100 Years since James Baldwin’s birth: A reading in tribute to his writings
James Baldwin enthusiasts gather in the Mandel Atrium to discuss and read works by the author in celebration of his centenary.
“You will, I assure you, as long as space and time divide you from anyone you love, discover a great deal about shipping routes, airlines, earthquake, famine, disease, and war. And you will always know what time it is in Hong Kong, for you love someone who lives there. And love will simply have no choice but to go into battle with space and time and, furthermore, to win,” are the words that opened “Reading James Baldwin (1924-1987): A Celebration of Baldwin’s Writing.”
The event was held by the Mandel Center for the Humanities and the Creative Writing program on the evening of March 20 in the Mandel Atrium. A collection of Baldwin lovers and students from various courses, such as Prof. Stephen McCauley’s (ENG) Fiction Workshop: Short Fiction class, gathered to listen, speak and eat pizza. About a dozen students and faculty got up to the microphone and read from their favorite passages. Some participants spoke in reverence of Baldwin, others described the significance of a particular passage and a few simply read aloud.
A black and white photo of the writer and civil rights activist was displayed behind the speaking area. “Giovanni’s Room,” “Go Tell It on the Mountain,” “Sweet Lorraine,” “Another Country,” “If Beale Street Could Talk” and “The Giver” are all works that speakers pulled from. Although the variety of pieces read and people speaking was extensive, an encompassing theme emerged: love.
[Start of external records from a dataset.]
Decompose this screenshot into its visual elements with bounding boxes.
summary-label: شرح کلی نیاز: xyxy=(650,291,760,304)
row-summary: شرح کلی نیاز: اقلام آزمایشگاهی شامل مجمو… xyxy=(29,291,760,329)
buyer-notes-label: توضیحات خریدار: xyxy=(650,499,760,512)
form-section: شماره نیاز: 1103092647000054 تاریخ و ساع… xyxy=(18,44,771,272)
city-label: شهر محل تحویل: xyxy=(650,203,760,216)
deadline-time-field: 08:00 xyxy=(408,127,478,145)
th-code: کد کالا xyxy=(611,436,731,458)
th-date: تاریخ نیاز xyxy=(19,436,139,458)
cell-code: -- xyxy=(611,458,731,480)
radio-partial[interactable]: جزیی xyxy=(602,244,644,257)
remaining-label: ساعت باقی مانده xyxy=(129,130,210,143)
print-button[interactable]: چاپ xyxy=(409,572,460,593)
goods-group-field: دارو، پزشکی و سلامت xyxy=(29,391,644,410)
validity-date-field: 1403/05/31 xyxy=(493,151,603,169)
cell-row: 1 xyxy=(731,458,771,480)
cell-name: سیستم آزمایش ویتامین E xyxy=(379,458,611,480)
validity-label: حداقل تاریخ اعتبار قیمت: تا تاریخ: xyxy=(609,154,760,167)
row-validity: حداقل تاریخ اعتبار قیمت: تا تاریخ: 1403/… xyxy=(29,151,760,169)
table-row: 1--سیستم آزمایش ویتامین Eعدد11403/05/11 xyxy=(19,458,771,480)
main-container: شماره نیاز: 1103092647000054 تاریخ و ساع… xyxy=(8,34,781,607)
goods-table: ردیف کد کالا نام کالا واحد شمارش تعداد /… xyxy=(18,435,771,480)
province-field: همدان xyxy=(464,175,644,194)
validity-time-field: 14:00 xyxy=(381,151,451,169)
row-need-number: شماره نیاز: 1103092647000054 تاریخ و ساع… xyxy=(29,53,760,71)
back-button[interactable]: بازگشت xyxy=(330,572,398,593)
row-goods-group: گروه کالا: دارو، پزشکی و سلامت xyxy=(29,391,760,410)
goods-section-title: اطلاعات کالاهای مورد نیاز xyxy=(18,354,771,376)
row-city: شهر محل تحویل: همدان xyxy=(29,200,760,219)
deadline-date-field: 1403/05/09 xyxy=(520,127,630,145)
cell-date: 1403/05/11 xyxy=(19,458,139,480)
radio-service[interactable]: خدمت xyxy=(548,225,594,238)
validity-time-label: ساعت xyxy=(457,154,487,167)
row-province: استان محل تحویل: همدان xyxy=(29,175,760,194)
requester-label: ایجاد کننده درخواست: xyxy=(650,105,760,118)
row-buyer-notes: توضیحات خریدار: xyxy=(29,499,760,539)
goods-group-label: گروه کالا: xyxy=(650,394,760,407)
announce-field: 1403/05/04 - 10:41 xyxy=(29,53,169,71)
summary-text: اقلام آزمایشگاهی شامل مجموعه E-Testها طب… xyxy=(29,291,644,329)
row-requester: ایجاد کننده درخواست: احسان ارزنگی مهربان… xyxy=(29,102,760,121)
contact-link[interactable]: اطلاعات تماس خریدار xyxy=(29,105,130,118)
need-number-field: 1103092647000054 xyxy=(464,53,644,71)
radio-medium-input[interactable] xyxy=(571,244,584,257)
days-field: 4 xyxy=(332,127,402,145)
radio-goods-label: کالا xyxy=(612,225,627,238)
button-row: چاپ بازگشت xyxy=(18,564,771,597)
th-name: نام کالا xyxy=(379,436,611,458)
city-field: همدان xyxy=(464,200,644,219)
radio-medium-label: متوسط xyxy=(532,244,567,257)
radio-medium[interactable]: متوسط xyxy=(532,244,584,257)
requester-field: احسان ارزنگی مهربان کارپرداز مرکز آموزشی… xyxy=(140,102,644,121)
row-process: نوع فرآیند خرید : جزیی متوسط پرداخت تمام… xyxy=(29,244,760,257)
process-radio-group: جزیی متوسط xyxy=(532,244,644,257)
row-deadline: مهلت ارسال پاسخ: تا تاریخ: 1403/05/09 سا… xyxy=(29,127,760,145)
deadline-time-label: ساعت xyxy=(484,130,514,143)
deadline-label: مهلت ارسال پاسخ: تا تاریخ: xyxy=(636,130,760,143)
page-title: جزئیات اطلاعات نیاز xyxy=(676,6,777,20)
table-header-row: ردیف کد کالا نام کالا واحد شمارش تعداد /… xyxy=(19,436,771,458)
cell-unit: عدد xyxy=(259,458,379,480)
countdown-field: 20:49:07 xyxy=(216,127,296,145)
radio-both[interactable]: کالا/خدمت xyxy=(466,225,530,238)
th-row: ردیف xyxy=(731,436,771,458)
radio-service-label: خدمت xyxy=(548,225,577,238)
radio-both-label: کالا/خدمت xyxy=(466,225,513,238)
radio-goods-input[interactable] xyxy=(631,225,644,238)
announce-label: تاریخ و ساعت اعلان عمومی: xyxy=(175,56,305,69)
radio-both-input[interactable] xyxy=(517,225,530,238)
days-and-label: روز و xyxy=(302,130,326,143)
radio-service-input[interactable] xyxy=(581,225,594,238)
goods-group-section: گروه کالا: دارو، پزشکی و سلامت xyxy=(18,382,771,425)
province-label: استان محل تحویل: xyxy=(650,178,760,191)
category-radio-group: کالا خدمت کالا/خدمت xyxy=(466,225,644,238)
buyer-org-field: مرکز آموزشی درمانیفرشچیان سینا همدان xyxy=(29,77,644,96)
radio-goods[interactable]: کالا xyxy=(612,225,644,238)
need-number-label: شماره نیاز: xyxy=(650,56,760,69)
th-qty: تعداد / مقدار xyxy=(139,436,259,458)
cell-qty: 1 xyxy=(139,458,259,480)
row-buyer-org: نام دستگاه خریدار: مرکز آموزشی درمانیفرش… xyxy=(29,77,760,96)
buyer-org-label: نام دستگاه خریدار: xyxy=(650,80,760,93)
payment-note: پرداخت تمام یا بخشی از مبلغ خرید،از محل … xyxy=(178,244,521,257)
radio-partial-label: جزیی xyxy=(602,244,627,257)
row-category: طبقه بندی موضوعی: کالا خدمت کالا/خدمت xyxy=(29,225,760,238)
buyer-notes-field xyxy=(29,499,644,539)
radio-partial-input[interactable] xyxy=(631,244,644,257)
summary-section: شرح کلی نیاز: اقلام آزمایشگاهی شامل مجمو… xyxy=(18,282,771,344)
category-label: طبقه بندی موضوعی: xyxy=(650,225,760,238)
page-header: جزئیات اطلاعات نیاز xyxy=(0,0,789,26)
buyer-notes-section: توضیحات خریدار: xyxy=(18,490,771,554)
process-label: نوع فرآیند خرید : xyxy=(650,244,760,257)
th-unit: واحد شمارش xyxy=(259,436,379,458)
James Baldwin was born in Harlem, New York, in 1924. He was the eldest of nine children and watched over his siblings with care in their strict, religious household. At 19, when his stepfather died, Baldwin picked up odd jobs to support his three brothers and five sisters. He played guitar in cafes after dark and wrote into the night.
In Harlem, Baldwin was met with racism and homophobia. He was often subjected to beatings from police and residents in his neighborhood. Baldwin left to find safety, and at the age of 24 he obtained a fellowship for a novel and moved to Paris. He spent 40 years living abroad but visited the US often. During those years he wrote eight novels as well as essays, poems and non-fiction pieces that drew from his life.
Halfway through the event, Assistant Professor Andie Berry (THA) stepped up to the microphone. “Baldwin has resonated in my childhood home, consciousness and life,” Berry said. She emphasized the beauty of his writings and how his depiction of love — both romantic and platonic — can be universally felt. She read from “Sweet Lorraine,” a love letter and tribute to Baldwin’s close friend Lorraine Hansberry. “Sweet Lorraine. That's the way I always felt about her, and so I won't apologize for calling her that now. She understood it: in that far too brief a time when we walked and talked and laughed and drank together, sometimes in the streets and bars and restaurants of the Village, sometimes at her house, gracelessly fleeing the houses of others,” read Berry.
Associate Professor David Sherman (ENG) read from “Another Country,” a 1962 novel. “The question was terrible and real; the boy was blowing with his lungs and guts out of his own short past; somewhere in that past, in the gutters or gang fights or gang shags; in the acrid room, on the sperm-stiffened blanket, behind marijuana or the needle, under the smell of piss in the precinct basement, he had received the blow from which he would never recover and this no one wanted to believe. Do you love me? Do you love me? Do you love me?” read Sherman. Sherman reflected on Baldwin’s ability to create images so specific that they become universal. He spoke slowly and steadily.
Baldwin passed away in 1987 after a brief battle against stomach cancer. Writers Toni Morrison, Amiri Baraka and Maya Angelou all spoke at his wake. Angelou said that Baldwin’s love “opened the unusual door for me, and I am blessed that James Baldwin was my brother.”
The event ended with a reading of “The Giver,” a poem Baldwin wrote for his mother. The poem’s first stanza reads, “If the hope of giving / is to love the living, / the giver risks madness / in the act of giving.”
After closing remarks from Professor Ulka Anjaria (ENG), audience members reflected on their desire for something of this nature to be done for all their favorite authors.